You are far off with your inclusion of GF (which i sold for more than I paid for it, is available on the net right now, and run by one of the best forum managers I know).

Furthermore, I please go back and read my post. Did I say anything about removing text formatting? Nope, simply the advancement of it.

Facebook and Twitter are forums of the new age.
FP, GF, and Endless Fight are forums of the medieval times.

Why is FP successful? Because it has members that either need it because of the genre, or it already has members. How did it get most of its members? From back in the day.
Where do 'successful sites' get their members from? Sites that have members from back in the day.

But when all of us oldies are dead and gone, there won't be anyone fully intrigued in the old age style of forums. They must adapt to the desires and interests of the newest people in the tech world.
 
I think the closest one will come to this is to set up a single log in with a single account for multiple forums, yet not actually combining into one forum and keeping staff teams, rules, policies, layouts, etc. separate. I'd personally love to see that catch on, but I'm not sure how many forum scripts allow such a set up to take place. I know proboards talked about adding something like that and Xenforo has a paid add on for it, but I'm not sure about the rest at this current time.
 
Perhaps it isn't easy for a giant forum merge, but it is not impossible.
That is also a different idea than the single log on.

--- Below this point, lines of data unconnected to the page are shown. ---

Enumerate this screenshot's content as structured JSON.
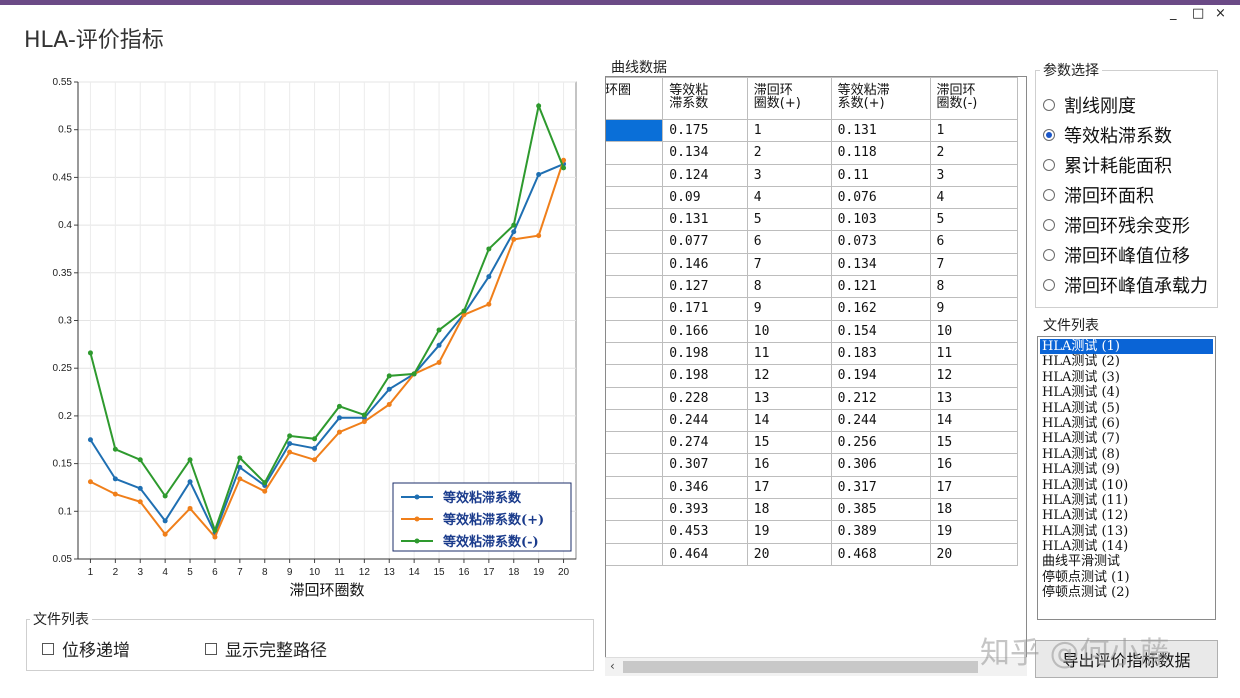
{
  "window": {
    "title": "HLA-评价指标",
    "controls": [
      "_",
      "□",
      "×"
    ]
  },
  "colors": {
    "series1": "#1f6fb2",
    "series2": "#f07f1a",
    "series3": "#2e9a2e",
    "selection": "#0a64d6",
    "topbar": "#6b4a86"
  },
  "chart_data": {
    "type": "line",
    "xlabel": "滞回环圈数",
    "ylabel": "",
    "x": [
      1,
      2,
      3,
      4,
      5,
      6,
      7,
      8,
      9,
      10,
      11,
      12,
      13,
      14,
      15,
      16,
      17,
      18,
      19,
      20
    ],
    "ylim": [
      0.05,
      0.55
    ],
    "yticks": [
      0.05,
      0.1,
      0.15,
      0.2,
      0.25,
      0.3,
      0.35,
      0.4,
      0.45,
      0.5,
      0.55
    ],
    "grid": true,
    "legend_position": "bottom-right",
    "series": [
      {
        "name": "等效粘滞系数",
        "color": "#1f6fb2",
        "values": [
          0.175,
          0.134,
          0.124,
          0.09,
          0.131,
          0.077,
          0.146,
          0.127,
          0.171,
          0.166,
          0.198,
          0.198,
          0.228,
          0.244,
          0.274,
          0.307,
          0.346,
          0.393,
          0.453,
          0.464
        ]
      },
      {
        "name": "等效粘滞系数(+)",
        "color": "#f07f1a",
        "values": [
          0.131,
          0.118,
          0.11,
          0.076,
          0.103,
          0.073,
          0.134,
          0.121,
          0.162,
          0.154,
          0.183,
          0.194,
          0.212,
          0.244,
          0.256,
          0.306,
          0.317,
          0.385,
          0.389,
          0.468
        ]
      },
      {
        "name": "等效粘滞系数(-)",
        "color": "#2e9a2e",
        "values": [
          0.266,
          0.165,
          0.154,
          0.116,
          0.154,
          0.08,
          0.156,
          0.13,
          0.179,
          0.176,
          0.21,
          0.201,
          0.242,
          0.244,
          0.29,
          0.31,
          0.375,
          0.4,
          0.525,
          0.46
        ]
      }
    ]
  },
  "file_options": {
    "label": "文件列表",
    "checkbox1": "位移递增",
    "checkbox2": "显示完整路径"
  },
  "table": {
    "label": "曲线数据",
    "headers": [
      "环圈",
      "等效粘\n滞系数",
      "滞回环\n圈数(+)",
      "等效粘滞\n系数(+)",
      "滞回环\n圈数(-)"
    ],
    "rows": [
      [
        "",
        "0.175",
        "1",
        "0.131",
        "1"
      ],
      [
        "",
        "0.134",
        "2",
        "0.118",
        "2"
      ],
      [
        "",
        "0.124",
        "3",
        "0.11",
        "3"
      ],
      [
        "",
        "0.09",
        "4",
        "0.076",
        "4"
      ],
      [
        "",
        "0.131",
        "5",
        "0.103",
        "5"
      ],
      [
        "",
        "0.077",
        "6",
        "0.073",
        "6"
      ],
      [
        "",
        "0.146",
        "7",
        "0.134",
        "7"
      ],
      [
        "",
        "0.127",
        "8",
        "0.121",
        "8"
      ],
      [
        "",
        "0.171",
        "9",
        "0.162",
        "9"
      ],
      [
        "",
        "0.166",
        "10",
        "0.154",
        "10"
      ],
      [
        "",
        "0.198",
        "11",
        "0.183",
        "11"
      ],
      [
        "",
        "0.198",
        "12",
        "0.194",
        "12"
      ],
      [
        "",
        "0.228",
        "13",
        "0.212",
        "13"
      ],
      [
        "",
        "0.244",
        "14",
        "0.244",
        "14"
      ],
      [
        "",
        "0.274",
        "15",
        "0.256",
        "15"
      ],
      [
        "",
        "0.307",
        "16",
        "0.306",
        "16"
      ],
      [
        "",
        "0.346",
        "17",
        "0.317",
        "17"
      ],
      [
        "",
        "0.393",
        "18",
        "0.385",
        "18"
      ],
      [
        "",
        "0.453",
        "19",
        "0.389",
        "19"
      ],
      [
        "",
        "0.464",
        "20",
        "0.468",
        "20"
      ]
    ]
  },
  "params": {
    "label": "参数选择",
    "selected_index": 1,
    "options": [
      "割线刚度",
      "等效粘滞系数",
      "累计耗能面积",
      "滞回环面积",
      "滞回环残余变形",
      "滞回环峰值位移",
      "滞回环峰值承载力"
    ]
  },
  "file_list": {
    "label": "文件列表",
    "selected_index": 0,
    "items": [
      "HLA测试 (1)",
      "HLA测试 (2)",
      "HLA测试 (3)",
      "HLA测试 (4)",
      "HLA测试 (5)",
      "HLA测试 (6)",
      "HLA测试 (7)",
      "HLA测试 (8)",
      "HLA测试 (9)",
      "HLA测试 (10)",
      "HLA测试 (11)",
      "HLA测试 (12)",
      "HLA测试 (13)",
      "HLA测试 (14)",
      "曲线平滑测试",
      "停顿点测试 (1)",
      "停顿点测试 (2)"
    ]
  },
  "export_button": "导出评价指标数据",
  "watermark": "知乎 @何小藤"
}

Single log in already exists; from Facebook. However, it is not fully customized for forums and unfortunately a lot of people get scared away from it.

In the future the internet will work with each other in all aspects, and it will just be one giant world that people keep the same ID on. You won't have 50 bajillion accounts.
 
I didn't realize you could see the future. Tell me how you KNOW and can say so certainly (as you are and have been through out this topic) that the internet will all be connected with one account. I'm curious to know what insights you have received.